For the Refractory persona, the treatment effect is 0.15pp with a 95% CI of [-0.16, 0.47]. For the Persuadable persona, it is 4.10pp with a 95% CI of [3.70, 4.50].

The overall treatment effect with p-value and confidence interval can be obtained by omiting the *group_by* argument:

In [16]:
weighted_avg_test(uplift_data)

Unnamed: 0,group,eff,treated_mean,control_mean,treated_size,control_size,group_size,eff_se,z,p_value,ci_low,ci_upp,incremental
0,all,0.0213,0.1704,0.1491,260000,140000,400000,0.0013,16.469,0.0,0.0188,0.0238,8515.0


# Comparing Treatment Effects

Treatment effects can be compared between blocks.
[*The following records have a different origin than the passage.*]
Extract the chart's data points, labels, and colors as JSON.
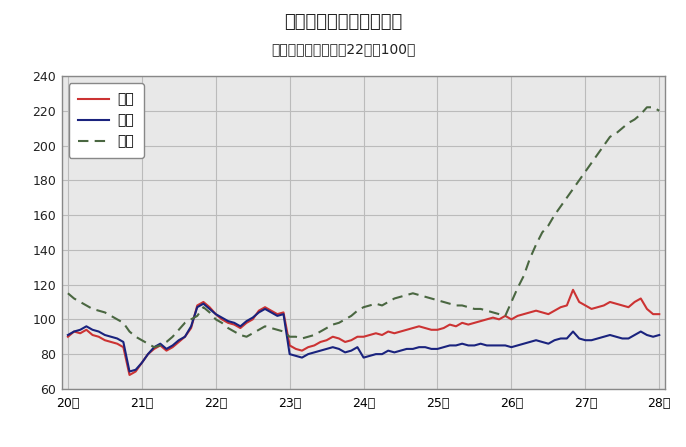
{
  "title": "鳥取県鉱工業指数の推移",
  "subtitle": "（季節調整済、平成22年＝100）",
  "title_color": "#222222",
  "background_color": "#ffffff",
  "plot_bg_color": "#e8e8e8",
  "ylim": [
    60,
    240
  ],
  "yticks": [
    60,
    80,
    100,
    120,
    140,
    160,
    180,
    200,
    220,
    240
  ],
  "xtick_labels": [
    "20年",
    "21年",
    "22年",
    "23年",
    "24年",
    "25年",
    "26年",
    "27年",
    "28年"
  ],
  "xtick_positions": [
    0,
    12,
    24,
    36,
    48,
    60,
    72,
    84,
    96
  ],
  "production_color": "#cc3333",
  "shipment_color": "#1a237e",
  "inventory_color": "#4a6741",
  "legend_labels": [
    "生産",
    "出荷",
    "在庫"
  ],
  "production": [
    90,
    93,
    92,
    94,
    91,
    90,
    88,
    87,
    86,
    84,
    68,
    70,
    75,
    80,
    83,
    85,
    82,
    84,
    87,
    90,
    95,
    108,
    110,
    107,
    103,
    100,
    98,
    97,
    95,
    98,
    100,
    105,
    107,
    105,
    103,
    104,
    85,
    83,
    82,
    84,
    85,
    87,
    88,
    90,
    89,
    87,
    88,
    90,
    90,
    91,
    92,
    91,
    93,
    92,
    93,
    94,
    95,
    96,
    95,
    94,
    94,
    95,
    97,
    96,
    98,
    97,
    98,
    99,
    100,
    101,
    100,
    102,
    100,
    102,
    103,
    104,
    105,
    104,
    103,
    105,
    107,
    108,
    117,
    110,
    108,
    106,
    107,
    108,
    110,
    109,
    108,
    107,
    110,
    112,
    106,
    103,
    103
  ],
  "shipment": [
    91,
    93,
    94,
    96,
    94,
    93,
    91,
    90,
    89,
    87,
    70,
    71,
    75,
    80,
    84,
    86,
    83,
    85,
    88,
    90,
    96,
    107,
    109,
    106,
    103,
    101,
    99,
    98,
    96,
    99,
    101,
    104,
    106,
    104,
    102,
    103,
    80,
    79,
    78,
    80,
    81,
    82,
    83,
    84,
    83,
    81,
    82,
    84,
    78,
    79,
    80,
    80,
    82,
    81,
    82,
    83,
    83,
    84,
    84,
    83,
    83,
    84,
    85,
    85,
    86,
    85,
    85,
    86,
    85,
    85,
    85,
    85,
    84,
    85,
    86,
    87,
    88,
    87,
    86,
    88,
    89,
    89,
    93,
    89,
    88,
    88,
    89,
    90,
    91,
    90,
    89,
    89,
    91,
    93,
    91,
    90,
    91
  ],
  "inventory": [
    115,
    112,
    110,
    108,
    106,
    105,
    104,
    102,
    100,
    98,
    93,
    90,
    88,
    86,
    84,
    85,
    87,
    90,
    94,
    98,
    100,
    102,
    107,
    104,
    100,
    98,
    95,
    93,
    91,
    90,
    92,
    94,
    96,
    95,
    94,
    93,
    90,
    90,
    89,
    90,
    91,
    93,
    95,
    97,
    98,
    100,
    102,
    105,
    107,
    108,
    109,
    108,
    110,
    112,
    113,
    114,
    115,
    114,
    113,
    112,
    111,
    110,
    109,
    108,
    108,
    107,
    106,
    106,
    105,
    104,
    103,
    102,
    110,
    118,
    125,
    135,
    143,
    150,
    154,
    160,
    165,
    170,
    175,
    180,
    185,
    190,
    195,
    200,
    205,
    207,
    210,
    213,
    215,
    218,
    222,
    222,
    220
  ]
}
The first block 'public_refractory' is used as the reference:

In [11]:
comparison_test(uplift_data, compare_along='block')

Unnamed: 0,eff_delta,variant_grp,reference_grp,variant_size,reference_size,eff_se,z,p_value,ci_low,ci_upp
0,0.0391,public_persuadable,public_refractory,100000,100000,0.0037,10.6785,0.0,0.032,0.0463
1,0.002,private_refractory,public_refractory,100000,100000,0.0032,0.6327,0.5269,-0.0042,0.0083
2,0.0418,private_persuadable,public_refractory,100000,100000,0.0036,11.4958,0.0,0.0347,0.049


Effects can also be compared at a higher level by changing the *compare_along* argument:

In [9]:
comparison_test(uplift_data, compare_along='persona')

Unnamed: 0,eff_delta,variant_grp,reference_grp,variant_size,reference_size,eff_se,z,p_value,ci_low,ci_upp
0,0.0395,persuadable,refractory,200000,200000,0.0026,15.2699,0.0,0.0344,0.0445


Results show an uplift of 3.95pp with a 95% CI of [3.44pp, 4.45pp].